Cloud Detection Failed

Symptoms:

$ kubectl get nsconfig config -o jsonpath='{.status.detectedCloud}'
UNKNOWN

Cause: Operator couldn't detect cloud from node labels/providerID.

Fix: Explicitly specify cloud in spec:

spec:
  cloud: AWS  # or GCP, AZURE

Storage Backend Mismatch

Symptoms:

Error: spec.storageBackend (s3a://) requires cloud=AWS, got GCP

Cause: Storage backend prefix doesn't match cloud provider.

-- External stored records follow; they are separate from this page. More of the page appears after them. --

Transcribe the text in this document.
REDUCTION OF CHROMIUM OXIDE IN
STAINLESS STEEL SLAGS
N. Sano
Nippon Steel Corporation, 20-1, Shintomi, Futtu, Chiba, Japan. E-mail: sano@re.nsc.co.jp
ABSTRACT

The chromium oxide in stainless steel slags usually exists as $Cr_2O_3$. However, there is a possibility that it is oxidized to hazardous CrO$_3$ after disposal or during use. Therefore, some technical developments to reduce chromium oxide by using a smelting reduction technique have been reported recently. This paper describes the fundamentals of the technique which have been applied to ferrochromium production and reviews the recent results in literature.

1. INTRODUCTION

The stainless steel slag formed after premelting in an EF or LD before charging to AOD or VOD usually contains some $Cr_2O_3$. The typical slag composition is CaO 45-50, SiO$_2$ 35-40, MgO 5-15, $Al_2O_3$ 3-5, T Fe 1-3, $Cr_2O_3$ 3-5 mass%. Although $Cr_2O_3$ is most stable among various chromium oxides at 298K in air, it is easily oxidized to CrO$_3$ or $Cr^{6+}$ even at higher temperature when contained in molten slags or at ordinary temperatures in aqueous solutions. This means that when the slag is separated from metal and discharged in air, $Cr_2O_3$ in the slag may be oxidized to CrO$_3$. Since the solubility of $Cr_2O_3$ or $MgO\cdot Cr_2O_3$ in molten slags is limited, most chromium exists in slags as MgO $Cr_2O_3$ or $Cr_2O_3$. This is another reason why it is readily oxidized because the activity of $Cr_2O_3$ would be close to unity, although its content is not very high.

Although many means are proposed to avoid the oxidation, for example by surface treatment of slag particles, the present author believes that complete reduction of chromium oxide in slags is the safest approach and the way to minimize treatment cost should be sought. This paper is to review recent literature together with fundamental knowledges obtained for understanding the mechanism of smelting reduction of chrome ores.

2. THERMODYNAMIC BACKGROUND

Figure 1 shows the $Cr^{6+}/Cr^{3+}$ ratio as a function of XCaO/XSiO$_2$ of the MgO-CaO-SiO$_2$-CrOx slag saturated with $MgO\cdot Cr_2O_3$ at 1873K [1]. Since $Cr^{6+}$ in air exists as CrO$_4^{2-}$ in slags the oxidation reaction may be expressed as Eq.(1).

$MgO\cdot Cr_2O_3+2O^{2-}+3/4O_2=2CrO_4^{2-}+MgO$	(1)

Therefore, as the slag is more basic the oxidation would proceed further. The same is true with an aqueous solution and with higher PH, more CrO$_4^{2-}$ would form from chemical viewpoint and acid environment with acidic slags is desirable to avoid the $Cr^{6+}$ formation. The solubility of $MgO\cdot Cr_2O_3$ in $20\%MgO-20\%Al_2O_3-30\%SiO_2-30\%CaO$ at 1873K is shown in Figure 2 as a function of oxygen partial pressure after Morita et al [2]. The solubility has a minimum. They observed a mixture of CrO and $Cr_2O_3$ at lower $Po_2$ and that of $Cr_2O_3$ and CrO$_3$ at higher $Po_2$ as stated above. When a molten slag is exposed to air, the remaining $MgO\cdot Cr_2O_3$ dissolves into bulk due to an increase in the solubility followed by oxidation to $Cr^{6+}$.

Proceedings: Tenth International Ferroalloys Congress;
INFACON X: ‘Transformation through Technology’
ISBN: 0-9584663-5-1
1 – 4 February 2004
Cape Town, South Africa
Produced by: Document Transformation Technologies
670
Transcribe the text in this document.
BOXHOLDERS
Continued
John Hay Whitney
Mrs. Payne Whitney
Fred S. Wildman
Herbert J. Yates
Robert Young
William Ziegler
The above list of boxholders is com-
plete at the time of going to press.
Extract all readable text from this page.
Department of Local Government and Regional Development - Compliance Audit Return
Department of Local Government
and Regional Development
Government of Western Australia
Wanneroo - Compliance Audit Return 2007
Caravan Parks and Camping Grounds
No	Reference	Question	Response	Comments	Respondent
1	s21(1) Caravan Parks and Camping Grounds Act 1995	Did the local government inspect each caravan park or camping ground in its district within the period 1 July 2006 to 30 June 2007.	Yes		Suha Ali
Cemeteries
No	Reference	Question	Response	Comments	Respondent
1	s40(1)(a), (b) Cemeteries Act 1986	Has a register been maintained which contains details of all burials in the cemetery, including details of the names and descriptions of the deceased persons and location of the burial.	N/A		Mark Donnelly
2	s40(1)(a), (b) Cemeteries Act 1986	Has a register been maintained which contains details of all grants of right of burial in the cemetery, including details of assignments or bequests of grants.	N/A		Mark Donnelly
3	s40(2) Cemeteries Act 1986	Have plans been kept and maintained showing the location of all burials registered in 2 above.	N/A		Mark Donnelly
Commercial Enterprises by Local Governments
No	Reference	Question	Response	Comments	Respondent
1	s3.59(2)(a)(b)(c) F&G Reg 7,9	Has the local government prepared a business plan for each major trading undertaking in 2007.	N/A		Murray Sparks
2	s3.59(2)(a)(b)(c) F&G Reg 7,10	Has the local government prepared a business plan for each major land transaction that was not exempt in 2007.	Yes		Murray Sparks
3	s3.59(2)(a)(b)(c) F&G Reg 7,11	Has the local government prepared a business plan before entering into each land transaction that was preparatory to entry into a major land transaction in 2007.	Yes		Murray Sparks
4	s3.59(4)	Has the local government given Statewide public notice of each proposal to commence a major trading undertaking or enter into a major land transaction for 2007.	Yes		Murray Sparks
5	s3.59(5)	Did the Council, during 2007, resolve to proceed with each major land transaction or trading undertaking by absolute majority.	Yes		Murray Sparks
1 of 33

Fix: Ensure consistency: - s3a://cloud: AWS - gs://cloud: GCP - abfs://cloud: AZURE

7.2 Useful Commands

# Get NamespaceConfig status
kubectl get nsconfig -A
kubectl get nsconfig config -n workspace-prod -o yaml

# Check detected cloud
kubectl get nsconfig config -o jsonpath='{.status.detectedCloud}'

# Check resource counts
kubectl get nsconfig config -o jsonpath='{.status.resourceCounts}'

# List all resources inheriting from NamespaceConfig
kubectl get mds,qs,ms -n workspace-prod

# View operator logs
kubectl logs -n e6-operator-system -l app=e6-operator | grep NamespaceConfig

8. Migration Guide

From Per-Resource Configuration

If you have existing MetadataServices/QueryService with inline cloud, storage, and scheduling config:

Before (per-resource):

apiVersion: e6data.io/v1alpha1
kind: MetadataServices
metadata:
  name: analytics-prod
  namespace: workspace-prod
spec:
  workspace: analytics-prod
  tenant: acme
  cloud: AWS                           # Was here
  storageBackend: s3a://bucket         # Was here
  tolerations: [...]                   # Was here
  nodeSelector: {...}                  # Was here
  serviceAccount: my-sa                # Was here
  # ...

After (NamespaceConfig):

# Step 1: Create NamespaceConfig
apiVersion: e6data.io/v1alpha1
kind: NamespaceConfig
metadata:
  name: config
  namespace: workspace-prod
spec:
  cloud: AWS
  storageBackend: s3a://bucket
  tolerations: [...]
  nodeSelector: {...}
  serviceAccounts:
    data: my-sa
---
# Step 2: Simplified MetadataServices (inherits from NamespaceConfig)
apiVersion: e6data.io/v1alpha1
kind: MetadataServices
metadata:
  name: analytics-prod
  namespace: workspace-prod
spec:
  workspace: analytics-prod
  tenant: acme
  storage:
    imageTag: "3.0.217"
    resources:
      memory: "8Gi"
      cpu: "4"
  schema:
    imageTag: "3.0.217"
    resources:
      memory: "16Gi"
      cpu: "8"

Migration Steps

  1. Create NamespaceConfig with shared settings
  2. Update MetadataServices to remove now-inherited fields
  3. Update QueryService to remove now-inherited fields
  4. Update MonitoringServices to remove now-inherited fields
  5. Verify all resources are running correctly

Note: The operator supports gradual migration - resources with explicit values will use those instead of inheriting from NamespaceConfig.